Booster is a series exploring the COVID-19 vaccine, and what it means for young people — from the science behind it to how it impacts our lives. In this op-ed, Melissa Shang points out how disabled people haven’t been prioritized in COVID-19 vaccine efforts, and why that needs to change.
It’s a Thursday morning and I’m about to log on to my Zoom class when I hear my phone buzzing beside me with a text from my best friend: “As you know, it’s my birthday this weekend, and I’m going shopping with a couple of my friends. I was wondering if you want to come?”
“Can’t, of course 🙁 Wish I could, though,” I respond.
I wish more than anything that I could celebrate my friend’s 18th birthday with her, but I know that after months of trying to stay safe during the COVID-19 pandemic, I can’t risk my life for a birthday celebration.
I am your typical 17-year-old in most ways, but I was born with Charcot-Marie-Tooth, a degenerative nerve disease that causes muscles in my arms and legs to atrophy over time and weakens my lungs. I wear leg braces, use a motorized wheelchair to get around, and use a BiPAP machine that pushes air into my lungs when I sleep. My condition also puts me at higher risk of having a severe case of COVID-19.
I am acutely aware of what respiratory viruses can do to my body. Last year, a simple case of the flu landed me in the ICU for respiratory failure, and it took almost three weeks before my life regained a sense of normalcy. I never want to risk experiencing that again. That’s why for the past 10 months, since March of 2020, I’ve been quarantined with my parents, barely seeing my friends or leaving my neighborhood.
That’s also why for the past few months, I’ve been trying desperately to receive the vaccine. I’ve been calling my doctors, researching vaccine distribution plans, and checking for updates daily.

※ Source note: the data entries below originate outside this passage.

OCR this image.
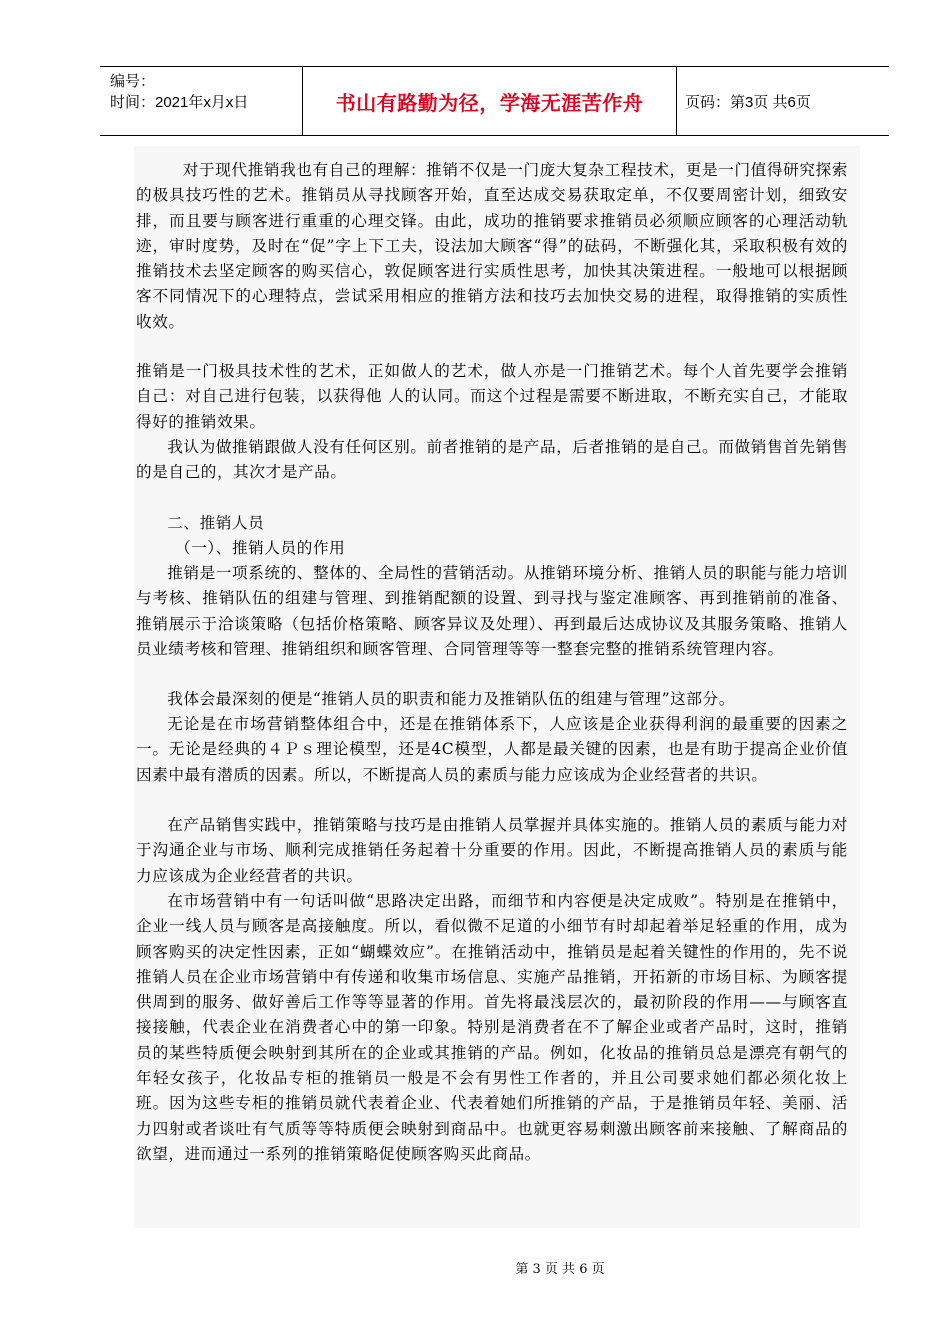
编号：
时间：2021年x月x日	书山有路勤为径，学海无涯苦作舟	页码：第3页 共6页

对于现代推销我也有自己的理解：推销不仅是一门庞大复杂工程技术，更是一门值得研究探索的极具技巧性的艺术。推销员从寻找顾客开始，直至达成交易获取定单，不仅要周密计划，细致安排，而且要与顾客进行重重的心理交锋。由此，成功的推销要求推销员必须顺应顾客的心理活动轨迹，审时度势，及时在“促”字上下工夫，设法加大顾客“得”的砝码，不断强化其，采取积极有效的推销技术去坚定顾客的购买信心，敦促顾客进行实质性思考，加快其决策进程。一般地可以根据顾客不同情况下的心理特点，尝试采用相应的推销方法和技巧去加快交易的进程，取得推销的实质性收效。

推销是一门极具技术性的艺术，正如做人的艺术，做人亦是一门推销艺术。每个人首先要学会推销自己：对自己进行包装，以获得他 人的认同。而这个过程是需要不断进取，不断充实自己，才能取得好的推销效果。

我认为做推销跟做人没有任何区别。前者推销的是产品，后者推销的是自己。而做销售首先销售的是自己的，其次才是产品。

二、推销人员

（一）、推销人员的作用

推销是一项系统的、整体的、全局性的营销活动。从推销环境分析、推销人员的职能与能力培训与考核、推销队伍的组建与管理、到推销配额的设置、到寻找与鉴定准顾客、再到推销前的准备、推销展示于洽谈策略（包括价格策略、顾客异议及处理）、再到最后达成协议及其服务策略、推销人员业绩考核和管理、推销组织和顾客管理、合同管理等等一整套完整的推销系统管理内容。

我体会最深刻的便是“推销人员的职责和能力及推销队伍的组建与管理”这部分。

无论是在市场营销整体组合中，还是在推销体系下，人应该是企业获得利润的最重要的因素之一。无论是经典的４Ｐｓ理论模型，还是4C模型，人都是最关键的因素，也是有助于提高企业价值因素中最有潜质的因素。所以，不断提高人员的素质与能力应该成为企业经营者的共识。

在产品销售实践中，推销策略与技巧是由推销人员掌握并具体实施的。推销人员的素质与能力对于沟通企业与市场、顺利完成推销任务起着十分重要的作用。因此，不断提高推销人员的素质与能力应该成为企业经营者的共识。

在市场营销中有一句话叫做“思路决定出路，而细节和内容便是决定成败”。特别是在推销中，企业一线人员与顾客是高接触度。所以，看似微不足道的小细节有时却起着举足轻重的作用，成为顾客购买的决定性因素，正如“蝴蝶效应”。在推销活动中，推销员是起着关键性的作用的，先不说推销人员在企业市场营销中有传递和收集市场信息、实施产品推销，开拓新的市场目标、为顾客提供周到的服务、做好善后工作等等显著的作用。首先将最浅层次的，最初阶段的作用——与顾客直接接触，代表企业在消费者心中的第一印象。特别是消费者在不了解企业或者产品时，这时，推销员的某些特质便会映射到其所在的企业或其推销的产品。例如，化妆品的推销员总是漂亮有朝气的年轻女孩子，化妆品专柜的推销员一般是不会有男性工作者的，并且公司要求她们都必须化妆上班。因为这些专柜的推销员就代表着企业、代表着她们所推销的产品，于是推销员年轻、美丽、活力四射或者谈吐有气质等等特质便会映射到商品中。也就更容易刺激出顾客前来接触、了解商品的欲望，进而通过一系列的推销策略促使顾客购买此商品。

第 3 页 共 6 页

I’m not alone in my desperation — millions of young at-risk people are facing the same struggle. Despite me and my vulnerable peers needing the vaccine more than ever, we are continuously deprioritized by many states; many vulnerable people have been pushed aside in vaccination policies, without a clear date for when we may receive the vaccine.
In fact, despite the United States Center for Disease Control’s recommendation to put people aged “16—64 years with underlying medical conditions which increase the risk of serious, life-threatening complications from COVID-19” in Phase 1c of vaccine rollout, states such as Rhode Island are instead including people in that category in later stages. California has switched to a system solely based on age, meaning older caregivers are eligible for the vaccine when the disabled people they care for aren’t.
California’s decision seemed to be motivated in part by the fact that older people are more susceptible to severe illness by the virus. But this erases the many young people who may be similarly at risk. Young sick people are not like young healthy people, and putting us in the same category is ignorant and dangerous.
If potentially dying of COVID-19 isn’t enough reason to be afraid, people with disabilities are also terrified of becoming another case of collateral damage from a hospital deeming our lives less worth living.
Another argument that I’ve heard time and time again is that “if disabled people are so afraid of contracting COVID-19, they can just stay home.” What people fail to understand, though, is that not all of us can. Like our nondisabled counterparts, we live busy, full lives, and we can’t give that up at the drop of a hat. We have jobs, we have groceries to buy, and many of us have important doctor’s appointments and procedures.